The move + reference combo doesn't work, because with data owned by the closure there's no way to ensure the reference will be valid. Non-borrowing closure is movable and can be moved/destroyed. After it returns a reference, it could be moved to another thread, or it could modify the data in a way that invalidates the previous reference. Having closure borrow the data freezes it as read-only and attaches a lifetime to it that can be reused for returned references.

fn main() {
    let rows = 5;
    let columns = 7;

    let mut data = vec![0; rows * columns];
    let array = move |i: usize, j: usize| data[columns * i + j];

    let tmp = array(3,4);
    drop(array); // if array owns the data, this destroys the data
    assert_eq!(tmp, 0); // if this was a reference, it'd be use-after-free
}

Is it possible for the compiler to mark the returned reference to the captured variable as a borrowed reference from the closure so that the returned reference cannot out live the closure? In this way, we can eliminate the undefined behavior with the borrow checker.

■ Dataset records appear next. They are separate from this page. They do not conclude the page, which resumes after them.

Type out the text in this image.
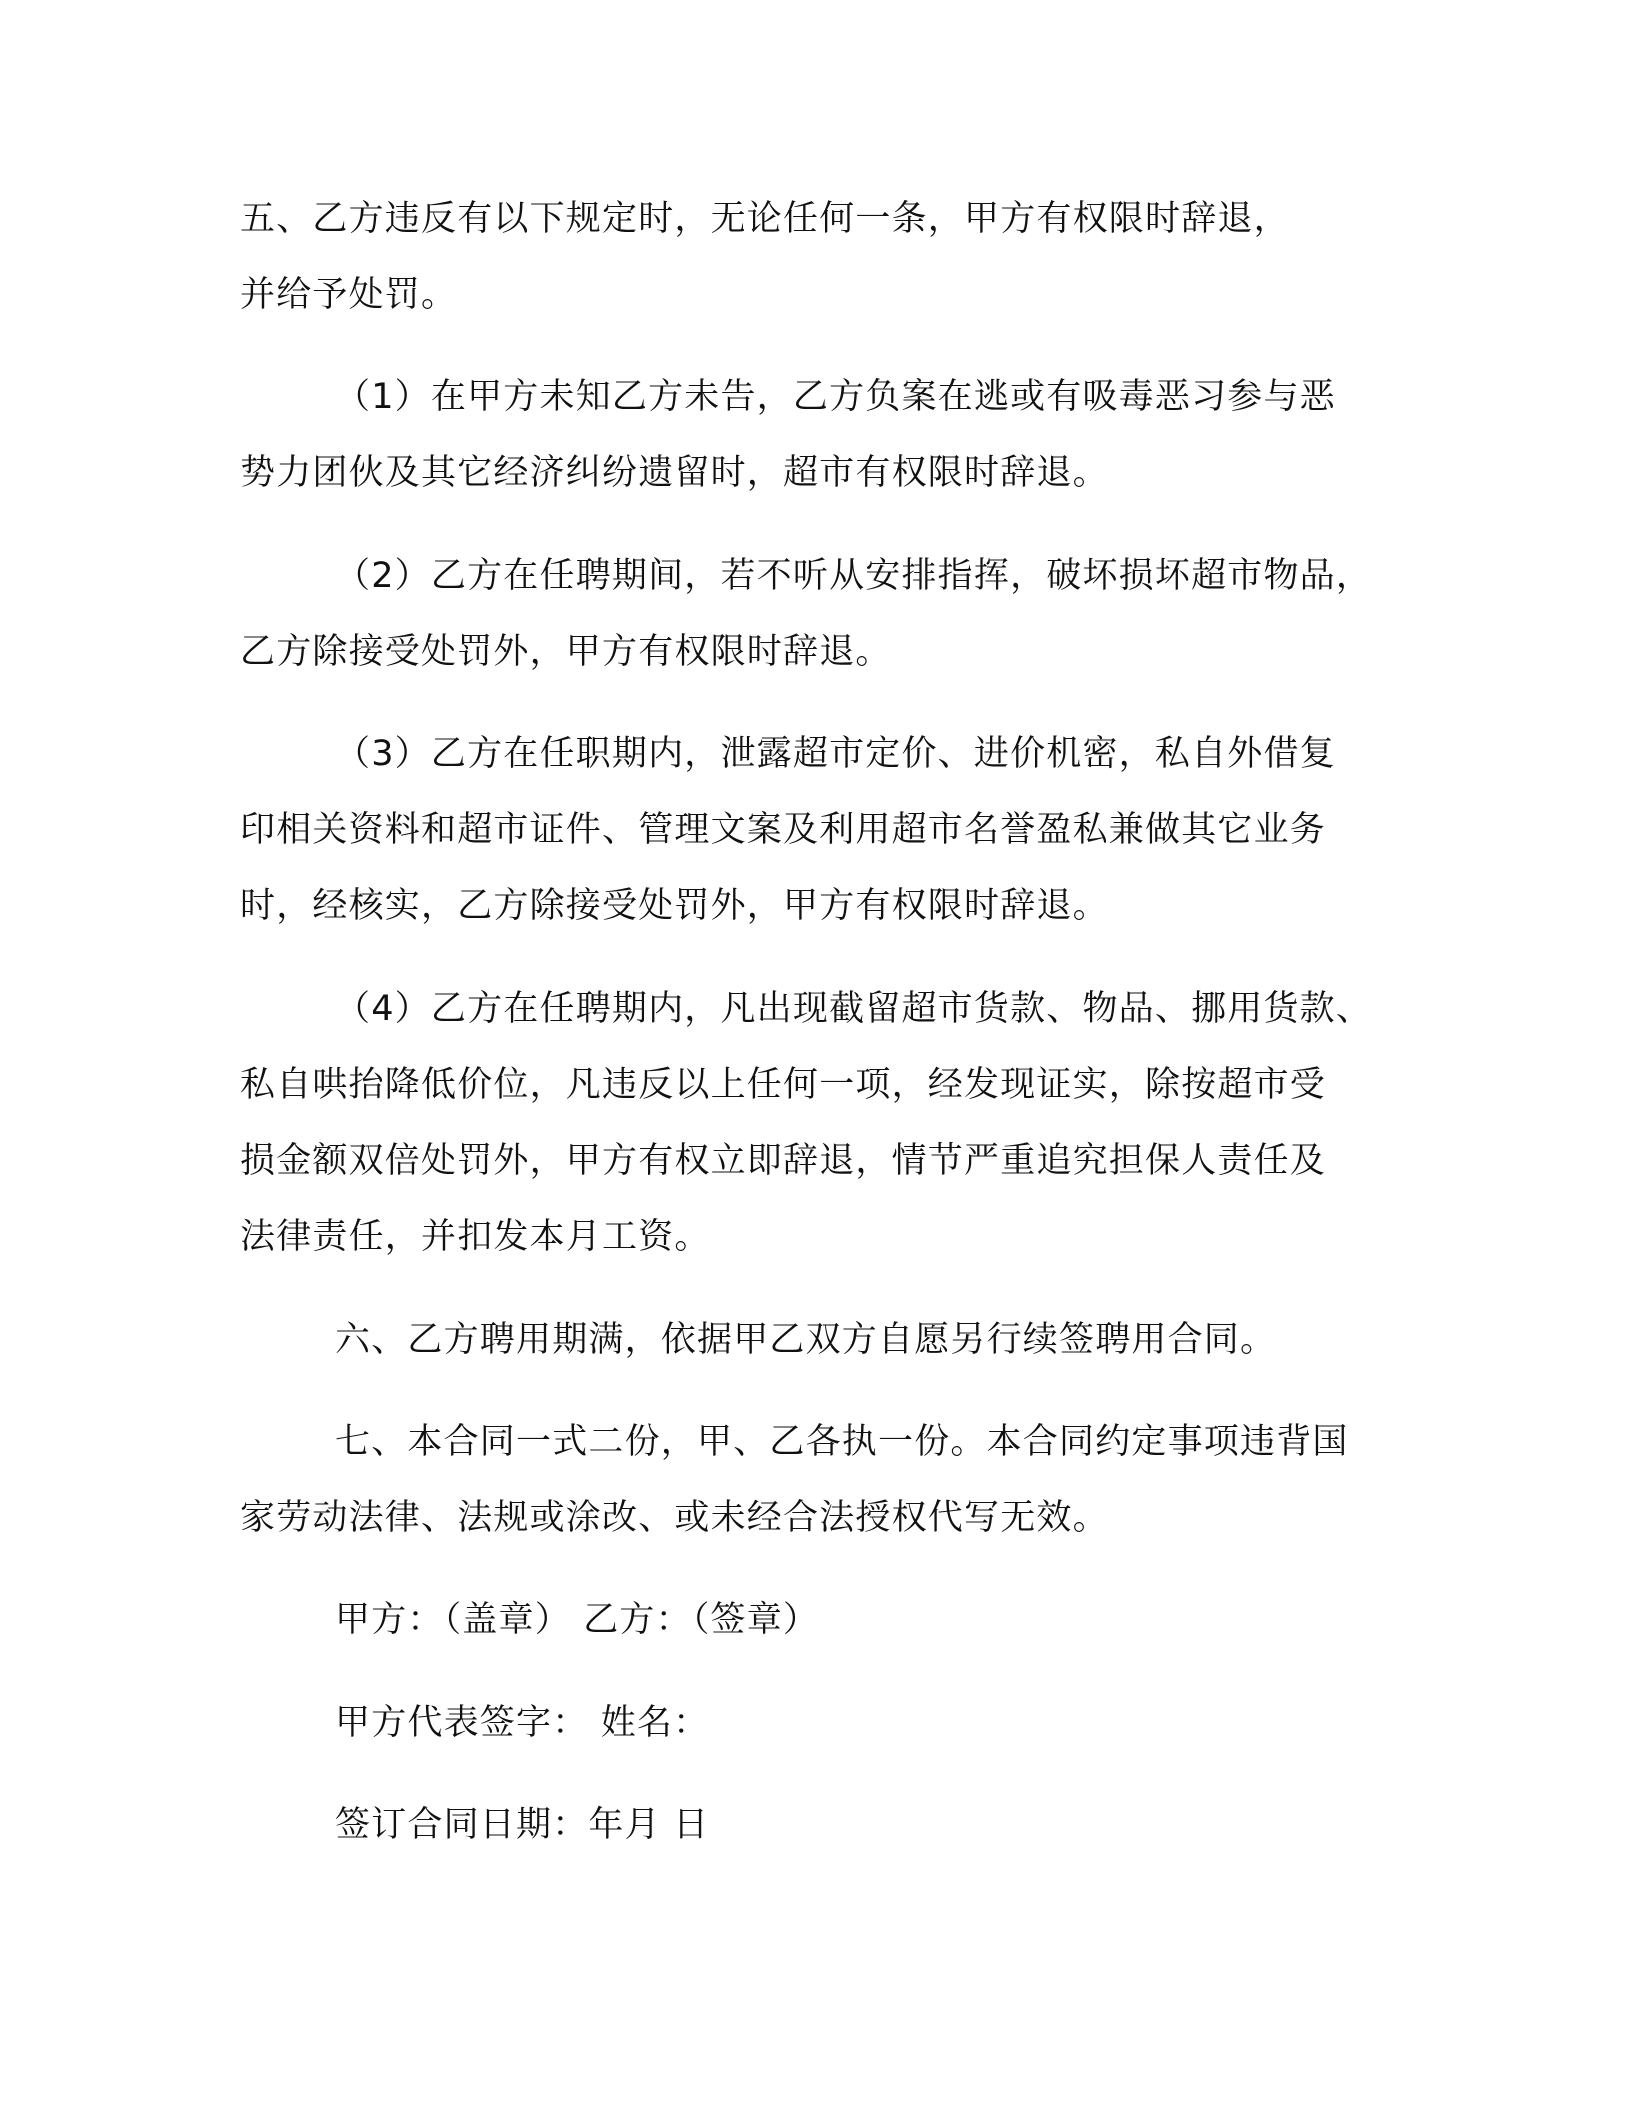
五、乙方违反有以下规定时，无论任何一条，甲方有权限时辞退，

并给予处罚。

（1）在甲方未知乙方未告，乙方负案在逃或有吸毒恶习参与恶

势力团伙及其它经济纠纷遗留时，超市有权限时辞退。

（2）乙方在任聘期间，若不听从安排指挥，破坏损坏超市物品，

乙方除接受处罚外，甲方有权限时辞退。

（3）乙方在任职期内，泄露超市定价、进价机密，私自外借复

印相关资料和超市证件、管理文案及利用超市名誉盈私兼做其它业务

时，经核实，乙方除接受处罚外，甲方有权限时辞退。

（4）乙方在任聘期内，凡出现截留超市货款、物品、挪用货款、

私自哄抬降低价位，凡违反以上任何一项，经发现证实，除按超市受

损金额双倍处罚外，甲方有权立即辞退，情节严重追究担保人责任及

法律责任，并扣发本月工资。

六、乙方聘用期满，依据甲乙双方自愿另行续签聘用合同。

七、本合同一式二份，甲、乙各执一份。本合同约定事项违背国

家劳动法律、法规或涂改、或未经合法授权代写无效。

甲方：（盖章） 乙方：（签章）

甲方代表签字： 姓名：

签订合同日期：年月 日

Here are some examples to show what I mean.

Dropping the closure while being borrowed is an error:

fn main() {
    let rows = 5;
    let columns = 7;

    let mut data = vec![0; rows * columns];
    let mut array = move |i: usize, j: usize| &mut data[columns * i + j];

    let tmp = array(3, 4); // `tmp` is a reference borrowed from the closure `array` and cannot out live `array`.
    drop(array); // Error because `array` is being dropped while being borrowed.
    assert_eq(tmp, 0);
}

Mutably borrow the closure multiple times at the same time is a error:

fn main() {
    let rows = 5;
    let columns = 7;

    let mut data = vec![0; rows * columns];
    let mut array = move |i: usize, j: usize| &mut data[columns * i + j];

    let tmp_1 = array(3, 4); // OK.
    let tmp_2 = array(2, 3); // Error since `array` is already being mutably borrowed.
    assert_eq(tmp_1, 0);
}

Immutably borrow the closure multiple times is fine:

fn main() {
    let rows = 5;
    let columns = 7;

    let data = vec![0; rows * columns];
    let array = move |i: usize, j: usize| &data[columns * i + j];

    let tmp_1 = array(3, 4); // OK.
    let tmp_2 = array(2, 3); // OK since we only have immutable borrows from the closure.
    assert_eq(tmp_1, 0);
    assert_eq(tmp_2, 0);
}

If the previous mutable borrow ends, you can mutably borrow the closure again:

fn main() {
    let rows = 5;
    let columns = 7;

    let mut data = vec![0; rows * columns];
    let mut array = move |i: usize, j: usize| &mut data[columns * i + j];

    assert_eq(*array(3, 4), 0); // OK. This line borrows the closure and then the borrow ends.
    *array(3, 4) = 5; // OK.
    assert_eq(*array(3, 4), 5); // OK.
}

This requires GATs, generic associated types.